「銀の銃弾」と呼ばれるA6M
米空軍専門誌「Airpower Journal」の12月号によると、第二次世界大戦前、日本は世界でもトップレベルの戦闘機を所有していると言われていた。その名も「Silver Bullet(銀の銃弾)」である。しかし、日本軍は第二次大戦中の空軍戦略において愚かな間違いを犯し、米国が太平洋戦争で勝利を勝ち取るために手を貸してしまったのだ。日本が犯した間違いは今となっては、一つの教訓として空軍に警告を与えている。
愚かなミスその1
優秀な戦闘機を少数使用すれば勝利を収める事ができると思った
トップレベルの戦闘機とトップレベルのパイロットは、日本の指導者たちを大きな過ちに陥れた。優秀なパイロットが操縦する戦闘機があれば、少ない数でも大規模な戦争に勝てると過信させたのだ。
第二次大戦前、海外の優秀な技術を取り入れ、日本はオリジナルの飛行機を製造した。日本の技術者たちは1911年から1936年のたった20年ほどの間に、日本の航空機製造業を大きく前進させた。双翼の飛行機しか作れなかった日本は世界トップレベルの戦闘機を製造できるまでに成長したのだ。
第二次大戦初期において、日本が有利な戦闘を展開できた要因はパイロットを訓練する質が高かったからでもある。加えて、彼らの作戦には同じように良く訓練された陸軍部隊の応援があった。日本のパイロットは「武士道」精神に基づいた過酷な訓練によって生まれたのだ。
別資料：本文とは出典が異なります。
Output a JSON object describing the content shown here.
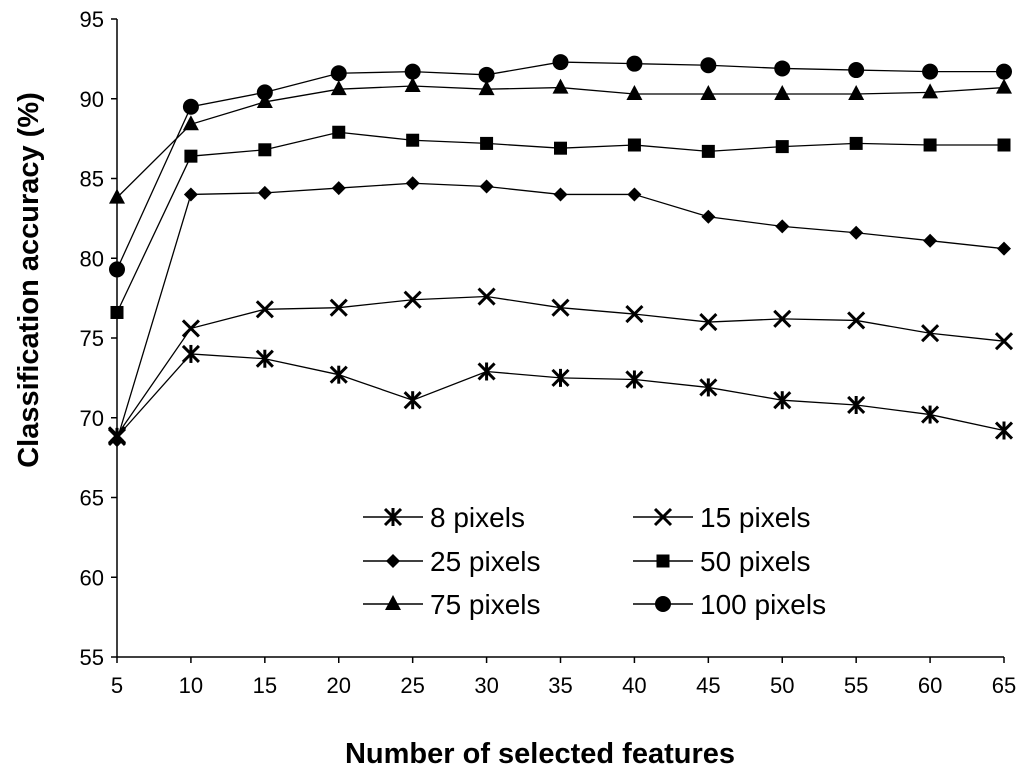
{
  "chart_data": {
    "type": "line",
    "title": "",
    "xlabel": "Number of selected features",
    "ylabel": "Classification accuracy (%)",
    "x": [
      5,
      10,
      15,
      20,
      25,
      30,
      35,
      40,
      45,
      50,
      55,
      60,
      65
    ],
    "xlim": [
      5,
      65
    ],
    "ylim": [
      55,
      95
    ],
    "x_ticks": [
      "5",
      "10",
      "15",
      "20",
      "25",
      "30",
      "35",
      "40",
      "45",
      "50",
      "55",
      "60",
      "65"
    ],
    "y_ticks": [
      "55",
      "60",
      "65",
      "70",
      "75",
      "80",
      "85",
      "90",
      "95"
    ],
    "grid": false,
    "legend_position": "bottom-center",
    "series": [
      {
        "name": "8 pixels",
        "marker": "asterisk",
        "values": [
          68.8,
          74.0,
          73.7,
          72.7,
          71.1,
          72.9,
          72.5,
          72.4,
          71.9,
          71.1,
          70.8,
          70.2,
          69.2
        ]
      },
      {
        "name": "15 pixels",
        "marker": "x",
        "values": [
          68.9,
          75.6,
          76.8,
          76.9,
          77.4,
          77.6,
          76.9,
          76.5,
          76.0,
          76.2,
          76.1,
          75.3,
          74.8
        ]
      },
      {
        "name": "25 pixels",
        "marker": "diamond",
        "values": [
          68.6,
          84.0,
          84.1,
          84.4,
          84.7,
          84.5,
          84.0,
          84.0,
          82.6,
          82.0,
          81.6,
          81.1,
          80.6
        ]
      },
      {
        "name": "50 pixels",
        "marker": "square",
        "values": [
          76.6,
          86.4,
          86.8,
          87.9,
          87.4,
          87.2,
          86.9,
          87.1,
          86.7,
          87.0,
          87.2,
          87.1,
          87.1
        ]
      },
      {
        "name": "75 pixels",
        "marker": "triangle",
        "values": [
          83.8,
          88.4,
          89.8,
          90.6,
          90.8,
          90.6,
          90.7,
          90.3,
          90.3,
          90.3,
          90.3,
          90.4,
          90.7
        ]
      },
      {
        "name": "100 pixels",
        "marker": "circle",
        "values": [
          79.3,
          89.5,
          90.4,
          91.6,
          91.7,
          91.5,
          92.3,
          92.2,
          92.1,
          91.9,
          91.8,
          91.7,
          91.7
        ]
      }
    ],
    "style": {
      "line_color": "#000000",
      "marker_color": "#000000",
      "background": "#ffffff"
    }
  }
}
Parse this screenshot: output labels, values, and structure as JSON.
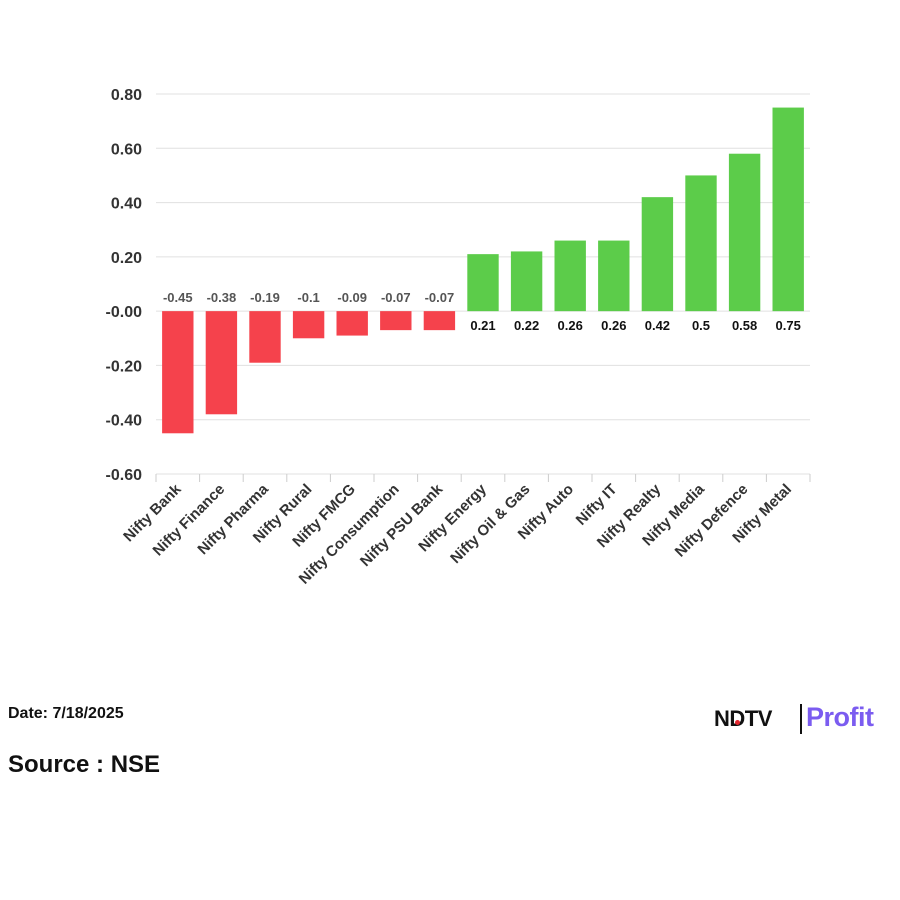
{
  "chart_data": {
    "type": "bar",
    "categories": [
      "Nifty Bank",
      "Nifty Finance",
      "Nifty Pharma",
      "Nifty Rural",
      "Nifty FMCG",
      "Nifty Consumption",
      "Nifty PSU Bank",
      "Nifty Energy",
      "Nifty Oil & Gas",
      "Nifty Auto",
      "Nifty IT",
      "Nifty Realty",
      "Nifty Media",
      "Nifty Defence",
      "Nifty Metal"
    ],
    "values": [
      -0.45,
      -0.38,
      -0.19,
      -0.1,
      -0.09,
      -0.07,
      -0.07,
      0.21,
      0.22,
      0.26,
      0.26,
      0.42,
      0.5,
      0.58,
      0.75
    ],
    "data_labels": [
      "-0.45",
      "-0.38",
      "-0.19",
      "-0.1",
      "-0.09",
      "-0.07",
      "-0.07",
      "0.21",
      "0.22",
      "0.26",
      "0.26",
      "0.42",
      "0.5",
      "0.58",
      "0.75"
    ],
    "y_ticks": [
      0.8,
      0.6,
      0.4,
      0.2,
      0.0,
      -0.2,
      -0.4,
      -0.6
    ],
    "y_tick_labels": [
      "0.80",
      "0.60",
      "0.40",
      "0.20",
      "-0.00",
      "-0.20",
      "-0.40",
      "-0.60"
    ],
    "ylim": [
      -0.6,
      0.8
    ],
    "grid": true,
    "colors": {
      "negative": "#f5424c",
      "positive": "#5ccc4a",
      "neg_label": "#555555",
      "pos_label": "#111111"
    }
  },
  "footer": {
    "date": "Date: 7/18/2025",
    "source": "Source : NSE"
  },
  "logo": {
    "ndtv": "NDTV",
    "profit": "Profit"
  }
}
しかし、日本軍は2つの大きなミスを犯した。まずは、日本軍のトップが中国を征服できると信じて疑わなかった事である。日本の戦闘機は空において絶大な覇権を握っており、陸軍の爆撃機も長距離の飛行が可能で、無防備な中国の都市を爆撃するには十分だと思ったのだ。そして、1941年後半に大きな賭けに出てしまった事も間違いだった。海軍は空中戦において、驚異的な攻撃力で米国の海軍と空軍を壊滅に追い込む事ができると思っていた。最終的には米国を第二次大戦から完全に撤退させることができるとさえ目論んでいたのである。
皮肉なことに、日本軍のトップは自国が優れた最新鋭の戦闘機を持っているという理由だけで、このような作戦に出たのである。新型の戦闘機を使用することで、大日本帝国は自国の海軍の空中での戦闘威力は無敵だと思っていた。このような過信と傲慢は軍の視野を極端に狭め、相手側の真の力がどの程度かなどという事までは考えようともしなかったのだ。そのようにして作戦はことごとく失敗に終わり、日本は大きな被害を被ったのである。